May 5, 2005 at 11:33 am
Hi there,
I'm trying to compare products listed in our customer database (CRM) to the live internet database.
The way our screwy system is set up, it's possible to have multiple, active products in the CRM db linking to one product in the live db.
So, this is the way I did it:
SELECT lap.crm_id,
lap.account,
lap.username,
lap.endtime,
ri.row_id,
ri.status_hj,
ri.pf_id,
CONVERT(char(10),od.order_start_date_hj,102) AS 'orderStart',
CONVERT(char(10),od.order_end_date_hj,102) AS 'orderEnd',
CONVERT(char(10), getdate(),102)AS 'dateStamp'
FROM receipt_item ri
INNER JOIN order_detail od
ON ri.row_id = od.row_id
INNER JOIN order_variable fov
ON od.row_id = fov.row_id
INNER JOIN live_active_prods lap
ON CASE fov.pf_category_hj
WHEN '001' THEN col11
WHEN '002' THEN col8
WHEN '019' THEN col6
ELSE 'WTF?!' END = lap.account
WHERE ri.status_hj IN (1,7,12,18)
AND lap.account IN (SELECT lap2.account
FROM receipt_item ri2
INNER JOIN order_variable fov2
ON ri2.row_id = fov2.row_id
INNER JOIN live_active_prods lap2
ON CASE fov2.pf_category_hj
WHEN '001' THEN col11
WHEN '002' THEN col8
WHEN '019' THEN col6
ELSE 'WTF?!' END = lap2.account
WHERE lap2.ETIME >= CONVERT(char(10),getdate(),102) -- ETIME >= Today
AND lap2.ACTIVE = 1
AND ri2.status_hj IN (1,7,12,18)
GROUP BY lap2.account
HAVING count(lap2.account) > 1) -- ACCOUNT can be linked to 2 active products in CRMS
-------------------------------------------------------------------
Unfortunately, it's getting locked up all the time. I'm not sure if it's something I did in this query, so is it somebody else's fault. Any idea?
May 5, 2005 at 1:55 pm
You need to be more clear in your question (your use of the word 'lock'):
Is it just that the query takes forever?
Or is it in a livelock condition that you are experiencing?
Go look at sp_who results, "blocking", etc. in the books online.
May 5, 2005 at 10:22 pm
Since you are doing a compare.. and you do not want to lock any of the tables... Why dont you try using the WITH (NOLOCK) hint. I bet this query performs better with the NOLOCK added to all accessed tables.
-Mike Gercevich
May 6, 2005 at 8:41 am
I haven't tried "NO LOCK" yet, I let the query run on last night before I leave and it ran successful albeit taking 3 hours to complete.
During daytime, it always give me the message "Your transaction was locked with another process and was chosen to be killed... etc". But I guess the query really isn't locking itself, it just takes way too long.
I had the Execution Plan turned on (see below), I think I see where the problem is... at the bottom right, it does an Index Seek on the "active_prods" table: OBJECT: lap2 SEEK lap2.account = lap.account.
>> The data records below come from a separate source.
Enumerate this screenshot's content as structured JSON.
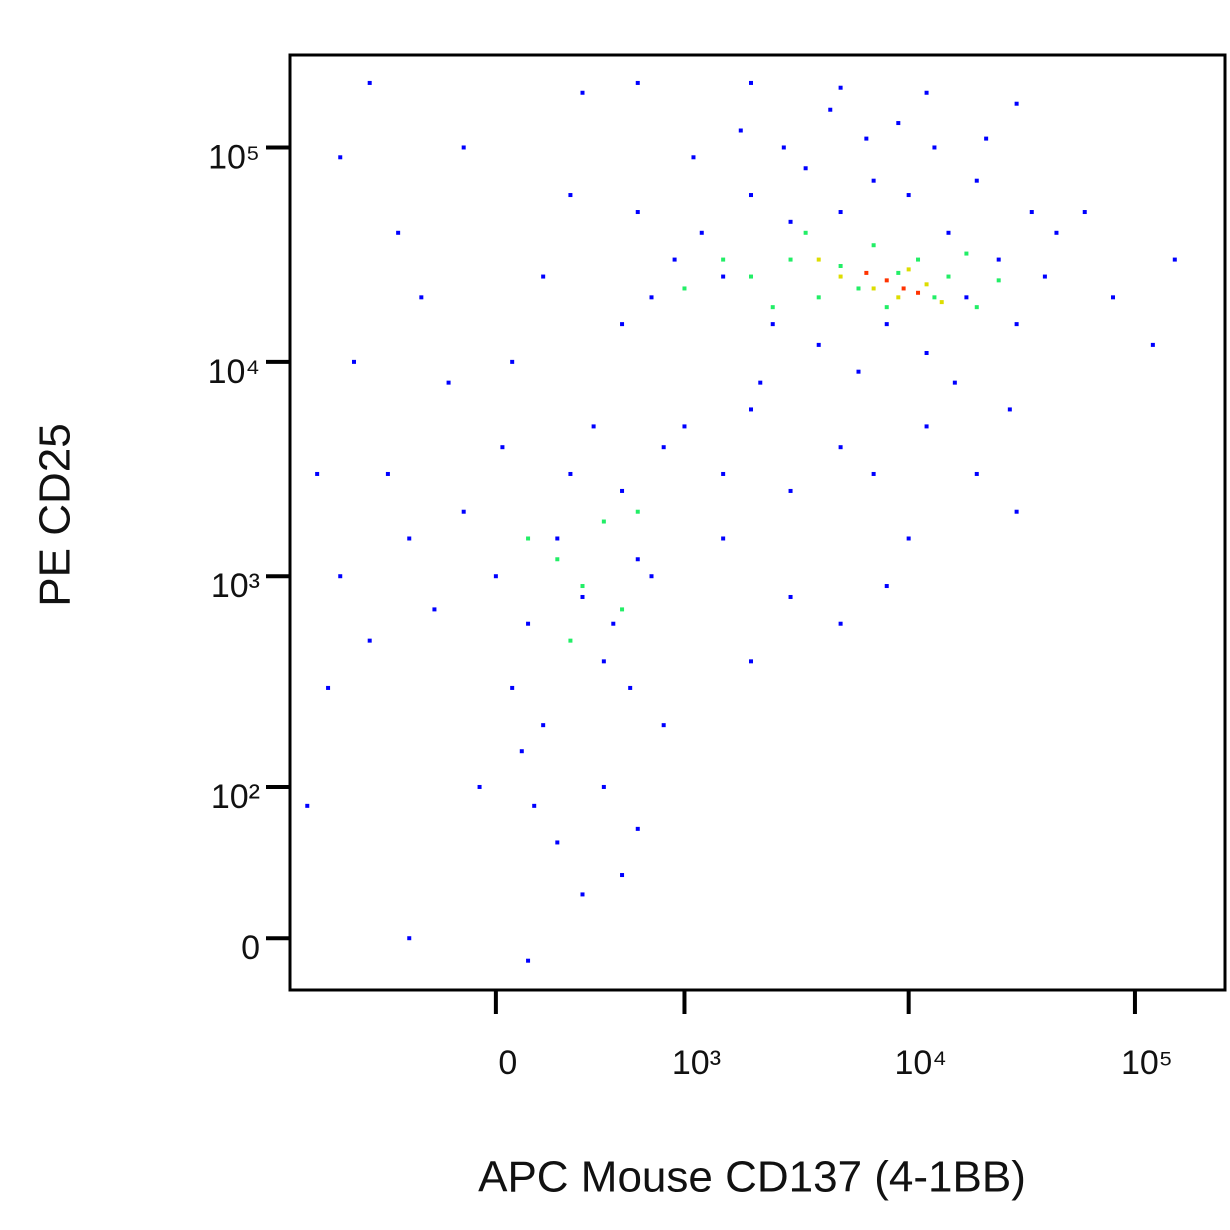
{
  "chart_data": {
    "type": "scatter",
    "x_label": "APC Mouse CD137 (4-1BB)",
    "y_label": "PE CD25",
    "xscale": "logicle",
    "yscale": "logicle",
    "xlim": [
      -1200,
      250000
    ],
    "ylim": [
      -24,
      270000
    ],
    "xticks": [
      0,
      {
        "value": 1000,
        "label": "10³"
      },
      {
        "value": 10000,
        "label": "10⁴"
      },
      {
        "value": 100000,
        "label": "10⁵"
      }
    ],
    "yticks": [
      0,
      {
        "value": 100,
        "label": "10²"
      },
      {
        "value": 1000,
        "label": "10³"
      },
      {
        "value": 10000,
        "label": "10⁴"
      },
      {
        "value": 100000,
        "label": "10⁵"
      }
    ],
    "series": [
      {
        "color": "#0000ff",
        "x": [
          1200,
          1500,
          2000,
          2500,
          3000,
          3500,
          4000,
          5000,
          6000,
          7000,
          8000,
          10000,
          12000,
          15000,
          18000,
          20000,
          25000,
          30000,
          35000,
          40000,
          900,
          700,
          600,
          500,
          1100,
          1800,
          2200,
          2800,
          4500,
          6500,
          9000,
          13000,
          16000,
          22000,
          28000,
          45000,
          60000,
          80000,
          150000,
          120000,
          1000,
          1500,
          2000,
          800,
          3000,
          5000,
          7000,
          12000,
          20000,
          30000,
          10000,
          8000,
          5000,
          3000,
          2000,
          1500,
          0,
          100,
          -100,
          200,
          300,
          400,
          500,
          600,
          50,
          -200,
          -300,
          150,
          250,
          350,
          450,
          550,
          700,
          -400,
          -500,
          80,
          120,
          -50,
          20,
          -150,
          -250,
          -350,
          -600,
          -700,
          -800,
          -900,
          -1000,
          200,
          300,
          500,
          -300,
          100,
          600,
          800,
          400,
          50,
          150,
          250,
          -100,
          -500,
          300,
          2000,
          5000,
          12000,
          30000,
          600,
          -700
        ],
        "y": [
          40000,
          25000,
          60000,
          15000,
          45000,
          80000,
          12000,
          50000,
          9000,
          70000,
          15000,
          60000,
          11000,
          40000,
          20000,
          70000,
          30000,
          15000,
          50000,
          25000,
          30000,
          20000,
          50000,
          15000,
          90000,
          120000,
          8000,
          100000,
          150000,
          110000,
          130000,
          100000,
          8000,
          110000,
          6000,
          40000,
          50000,
          20000,
          30000,
          12000,
          5000,
          3000,
          6000,
          4000,
          2500,
          4000,
          3000,
          5000,
          3000,
          2000,
          1500,
          900,
          600,
          800,
          400,
          1500,
          1000,
          600,
          2000,
          1500,
          800,
          400,
          2500,
          1200,
          300,
          700,
          1500,
          200,
          3000,
          5000,
          600,
          300,
          1000,
          3000,
          500,
          150,
          80,
          100,
          4000,
          8000,
          20000,
          40000,
          10000,
          1000,
          300,
          3000,
          80,
          50,
          20,
          30,
          0,
          -10,
          60,
          200,
          100,
          10000,
          25000,
          60000,
          100000,
          200000,
          180000,
          200000,
          190000,
          180000,
          160000,
          200000,
          90000
        ]
      },
      {
        "color": "#22ee66",
        "x": [
          2000,
          3000,
          4000,
          5000,
          6000,
          7000,
          8000,
          9000,
          11000,
          13000,
          15000,
          18000,
          1500,
          1000,
          2500,
          3500,
          20000,
          25000,
          200,
          300,
          400,
          500,
          100,
          250,
          600
        ],
        "y": [
          25000,
          30000,
          20000,
          28000,
          22000,
          35000,
          18000,
          26000,
          30000,
          20000,
          25000,
          32000,
          30000,
          22000,
          18000,
          40000,
          18000,
          24000,
          1200,
          900,
          1800,
          700,
          1500,
          500,
          2000
        ]
      },
      {
        "color": "#dddd00",
        "x": [
          5000,
          7000,
          9000,
          10000,
          12000,
          4000,
          14000
        ],
        "y": [
          25000,
          22000,
          20000,
          27000,
          23000,
          30000,
          19000
        ]
      },
      {
        "color": "#ff3300",
        "x": [
          8000,
          9500,
          11000,
          6500
        ],
        "y": [
          24000,
          22000,
          21000,
          26000
        ]
      }
    ]
  }
}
This returns 51925 rows.
Next is a Bookmark Lookup, I don't know what that does, the same 51925 rows came out. Then, a Filter: WHERE lap2.ETIME > today AND lap2.active = 1... 37908 rows left.
Now here's the problem... a "Table Spool/Lazy Spool" - "Store the data from the input into a temporary table in order to optimize rewinds"... 1,554,957,564 rows output from it!!!! I think this huge I/O to the temp_db is what causing the query to run so slow. I don't understand why this had happened. If I just run the inner subquery to find duplicated "accounts", the query runs in 3 secs and return only 119 rows. What went wrong?? Please help...
May 6, 2005 at 8:50 am
How about trying it this way, create temp tables to hold your sub query output and replace the IN clause with a join to the temp table .
Thanks
Prasad Bhogadi
www.inforaise.com
May 6, 2005 at 10:23 am
CASE fov.pf_category_hj
WHEN '001' THEN col11
WHEN '002' THEN col8
WHEN '019' THEN col6
ELSE 'WTF?!' END = lap.account
Refering above part
If try and keep a mapping of your order_variable.pf_category_hj in a temp table with desired match of columns as appears from your query. It will avoid duplicate efforts by sql engine. Moreover I guess this will also help to optimize the efforts by active_prods table also.
I hope above fix will do the job. Next step you might need would be to separate the IN clause to a temp table if above solution doesn't help. Usually microsoft recommend to use shorter queries with better indexes.